Benedicte began designing pieces, and along with Raja, they decided to work with people that were “outside the traditional job market.” They connected with a team of disabled and unskilled ironworkers who, at the time, were only cutting metal tubes for wheelchairs. They then partnered with this team and the largest local Lebanese NGO, L’Arc en Ciel (Rainbow), which was already employing people with special needs. In 2005, production began. At the beginning, the leader of the ironworkers, Omar, created Beyt’s first piece – a table made out of an old gate. “Originally, he looked at the gate and said, ‘What are you doing with this? This is a piece of junk, throw it away.’ Benedicte convinced him to give it a try and when he completed the piece, he marveled at his own achievement,” says Moubarak. Since then, all of their pieces have been created in Lebanon and exported around the world.

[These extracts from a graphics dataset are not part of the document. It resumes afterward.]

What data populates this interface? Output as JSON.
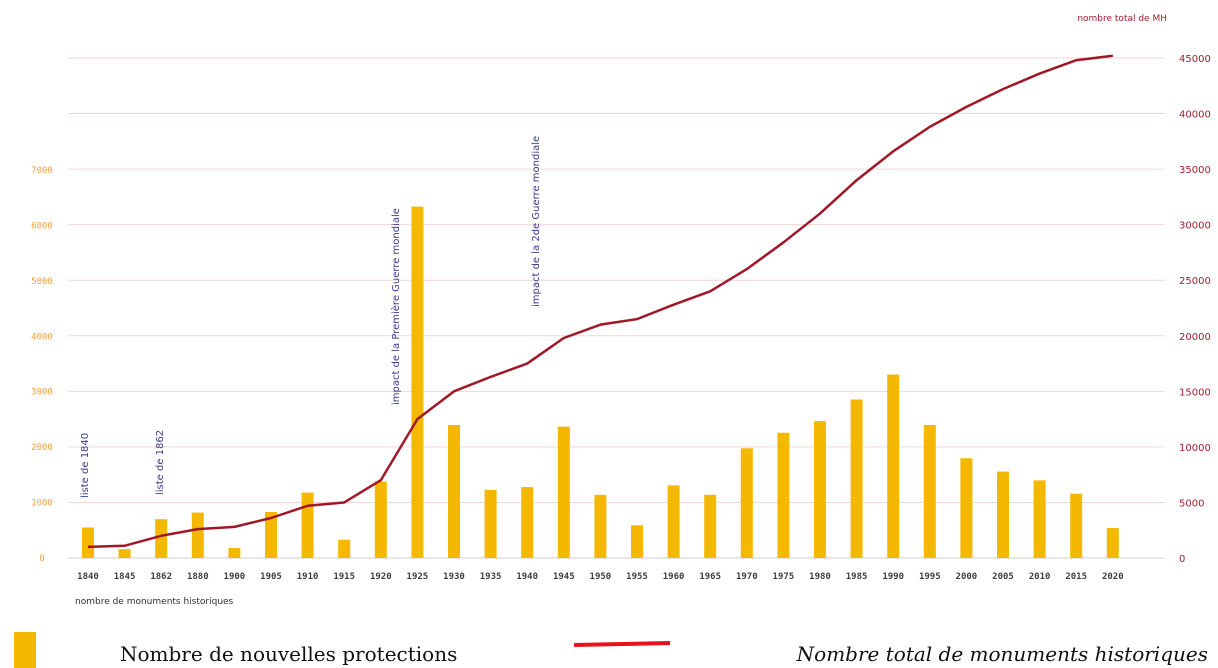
{
  "chart_data": {
    "type": "bar+line",
    "categories": [
      "1840",
      "1845",
      "1862",
      "1880",
      "1900",
      "1905",
      "1910",
      "1915",
      "1920",
      "1925",
      "1930",
      "1935",
      "1940",
      "1945",
      "1950",
      "1955",
      "1960",
      "1965",
      "1970",
      "1975",
      "1980",
      "1985",
      "1990",
      "1995",
      "2000",
      "2005",
      "2010",
      "2015",
      "2020"
    ],
    "series": [
      {
        "name": "Nombre de nouvelles protections",
        "type": "bar",
        "axis": "left",
        "color": "#f5b800",
        "values": [
          550,
          160,
          700,
          820,
          180,
          830,
          1180,
          330,
          1380,
          6340,
          2400,
          1230,
          1280,
          2370,
          1140,
          590,
          1310,
          1140,
          1980,
          2260,
          2470,
          2860,
          3310,
          2400,
          1800,
          1560,
          1400,
          1160,
          540
        ]
      },
      {
        "name": "Nombre total de monuments historiques",
        "type": "line",
        "axis": "right",
        "color": "#a01828",
        "values": [
          1000,
          1100,
          2000,
          2600,
          2800,
          3600,
          4700,
          5000,
          7000,
          12500,
          15000,
          16300,
          17500,
          19800,
          21000,
          21500,
          22800,
          24000,
          26000,
          28400,
          31000,
          34000,
          36600,
          38800,
          40600,
          42200,
          43600,
          44800,
          45200
        ]
      }
    ],
    "y_left": {
      "ticks": [
        "0",
        "1000",
        "2000",
        "3000",
        "4000",
        "5000",
        "6000",
        "7000"
      ],
      "ylim": [
        0,
        7000
      ]
    },
    "y_right": {
      "ticks": [
        "0",
        "5000",
        "10000",
        "15000",
        "20000",
        "25000",
        "30000",
        "35000",
        "40000",
        "45000"
      ],
      "ylim": [
        0,
        45000
      ],
      "title": "nombre total de MH"
    },
    "xlabel": "nombre de monuments historiques",
    "annotations": [
      {
        "text": "liste de 1840",
        "category": "1840"
      },
      {
        "text": "liste de 1862",
        "category": "1862"
      },
      {
        "text": "impact de la Première Guerre mondiale",
        "category": "1920"
      },
      {
        "text": "impact de la 2de Guerre mondiale",
        "category": "1940"
      }
    ],
    "grid": true,
    "legend_position": "bottom"
  },
  "legend": {
    "bars_label": "Nombre de nouvelles protections",
    "line_label": "Nombre total de monuments historiques"
  }
}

“Our mission is restore the unseen value of the broken. We are a blended company. We blend throughout our process. For example, over 90 percent of every piece is made out of recycled materials. We only work with people who have been broken – either their dignity or if they are disabled, or people who have no access to the job market. Reconciliation is part of what we do,” says Moubarak. “There is a lot of sectarian tension in Lebanon. How can you work with Muslims, Christians, and others to restore something that they could have contributed to breaking during the war when they fought against each other?”

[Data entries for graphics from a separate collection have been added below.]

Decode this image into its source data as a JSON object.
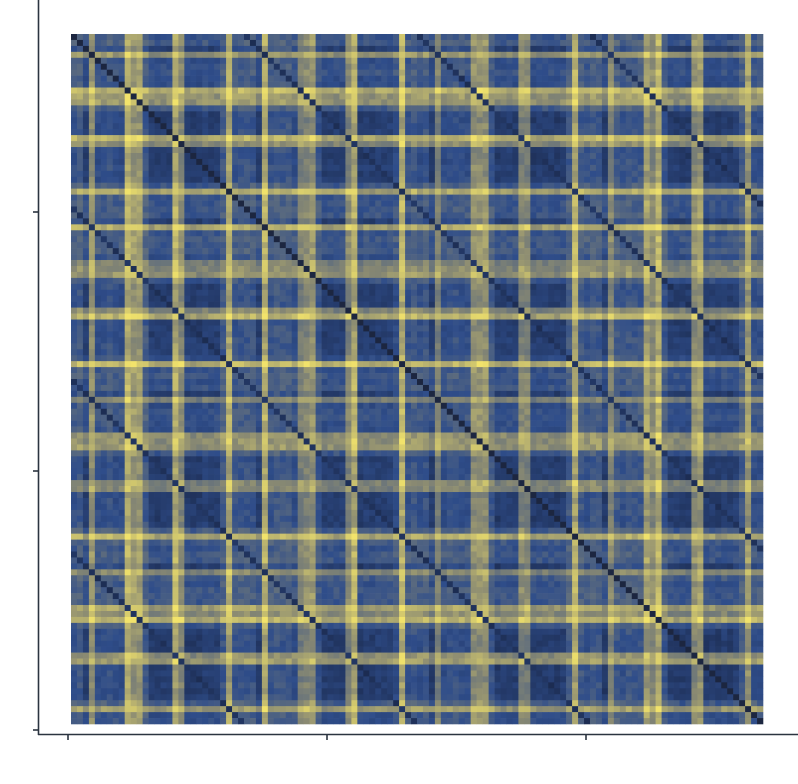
{
  "chart_data": {
    "type": "heatmap",
    "title": "",
    "xlabel": "",
    "ylabel": "",
    "n_rows": 116,
    "n_cols": 116,
    "x_tick_labels": [
      "",
      "",
      ""
    ],
    "y_tick_labels": [
      "",
      "",
      ""
    ],
    "values_description_note": "",
    "colorscale": {
      "low": "#1b2a4e",
      "mid_low": "#2f4d8a",
      "mid": "#8a8a72",
      "high": "#f2e36b"
    },
    "diagonal_color": "#1c2640",
    "value_range": [
      0,
      1
    ],
    "legend": "none",
    "grid": false,
    "pattern": {
      "block_size": 29,
      "bright_positions_in_block": [
        3,
        9,
        10,
        11,
        17,
        18,
        26
      ],
      "dark_positions_in_block": [
        2,
        13,
        14,
        15,
        16,
        19,
        20,
        21,
        22,
        23,
        24
      ]
    }
  }
}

Initially, Beyt by 2b Design sold items mainly in Lebanon, but also in Europe, including France, the U.K., Switzerland and Hong Kong. In 2013, they opened their first storefront in the USA in Cambridge. “We thought – there is an element of reconciliation between the East and West that is not being addressed. Americans often have this negative perception of Middle Easterners, and for the most part the reverse is true. How can we bring to the U.S. elements of the local Lebanon heritage and show U.S. customers that there is a beauty that can come out of Lebanon – not just violence and conflict? By the same token, how can you have people in Lebanon understand that Americans appreciate the work they do and know that Americans don’t consider them terrorists,” says Moubarak. Plus, Moubarak adds, Americans are very concerned with social justice and are very generous people, in terms of donations to charities and different causes. 

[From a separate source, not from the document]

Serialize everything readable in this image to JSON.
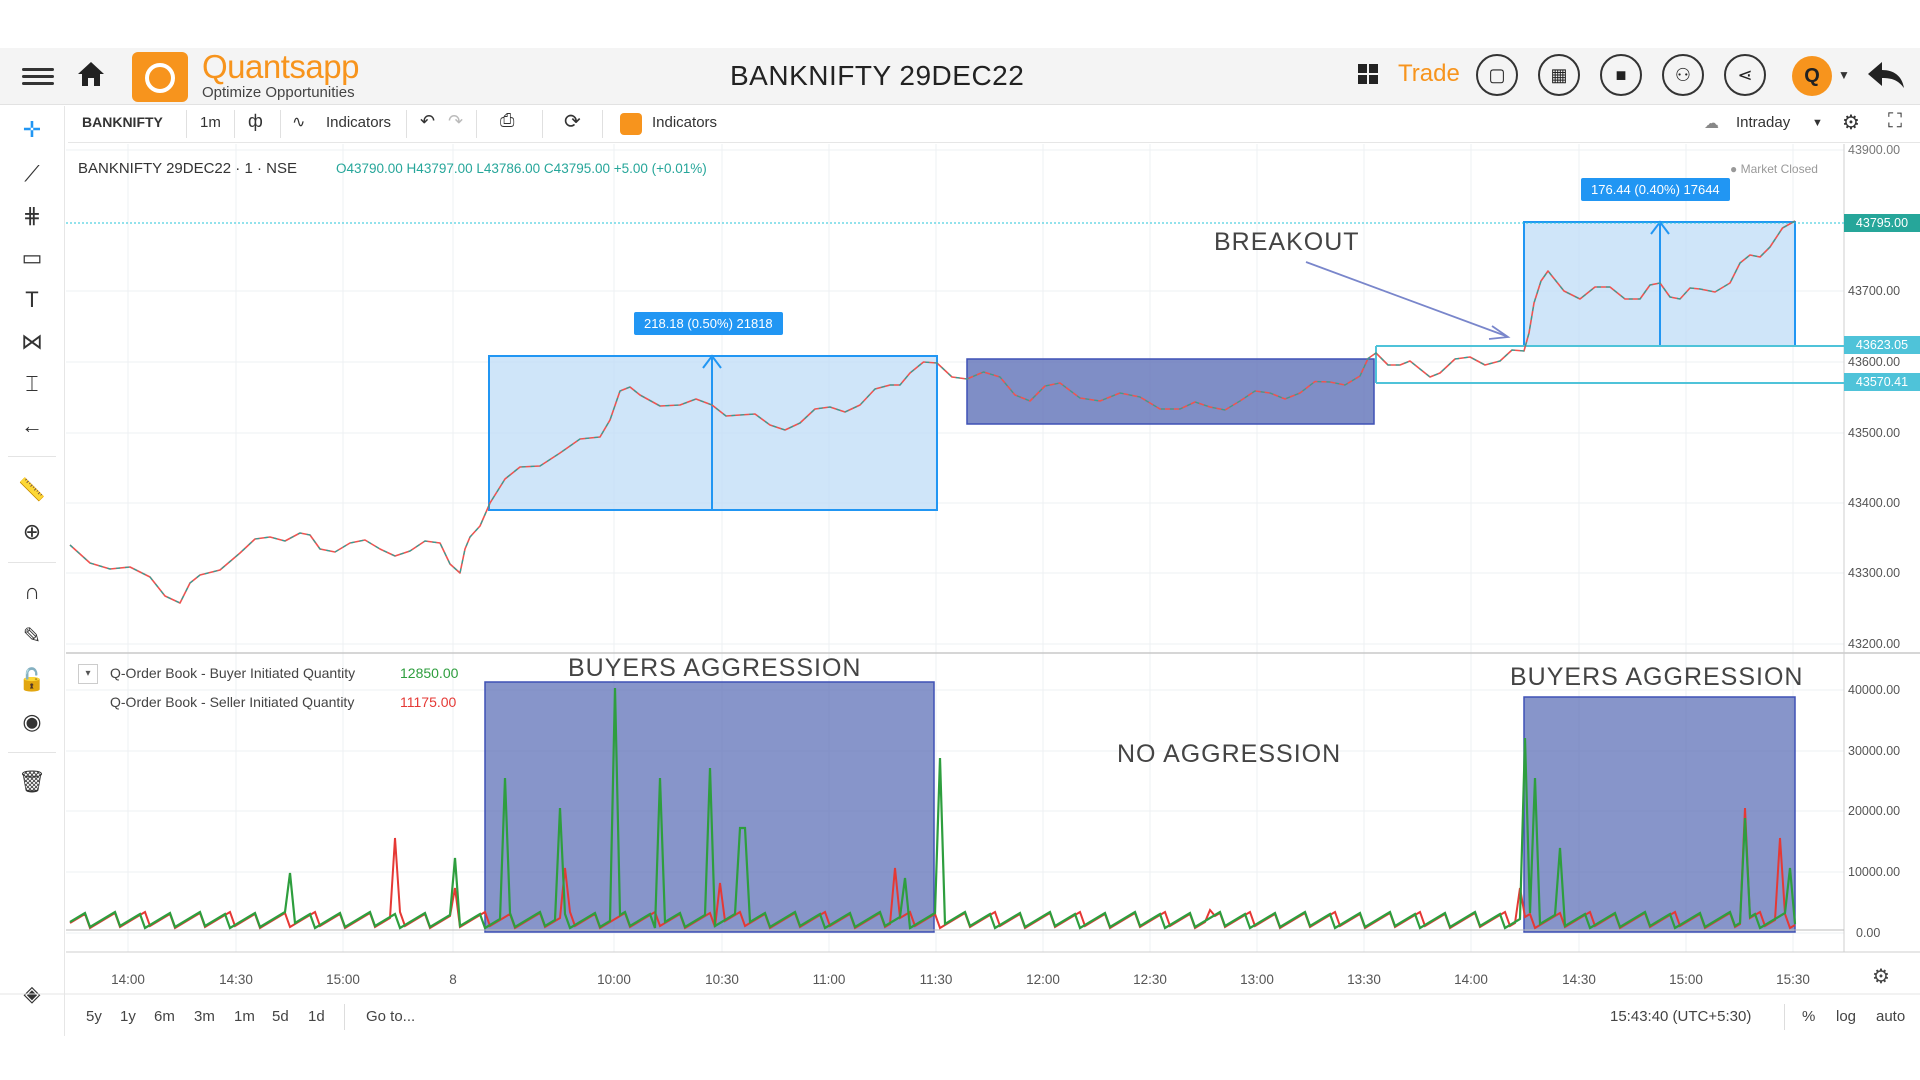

Beyt also has a small workshop in their Cambridge store. They have hired two women – Robin and Loraine, both who have been HOMEless or were addicts. Loraine now creates all of Beyt’s lampshades for the repurposed iron lamps and has garnered media attention from the likes of the BBC for her story of escaping HOMElessness.

“Our aim is to grow and hire more marginalized women,” says Moubarak.

“We don’t get any donations or grants. We are not a non-profit. It would be so much easier if we were . Here we have to compete with the big guys – Crate and Barrel, Anthropolgie, whose stuff is made in China, and many more and it’s difficult.” But Moubarak says that the Boston people have been supportive of the store and they have had a lot of incredible local and national press, which has helped spread awareness about the store.

The Moubarak family travels back and forth between the U.S. and Beirut, but spends a majority of time in Boston throughout the year, because of their kids’ schooling. They vow to continue to spread the good word about Lebanon, inspire the creation of more social enterprises in the Middle East, and create beautiful and inspiring reconciliation art pieces.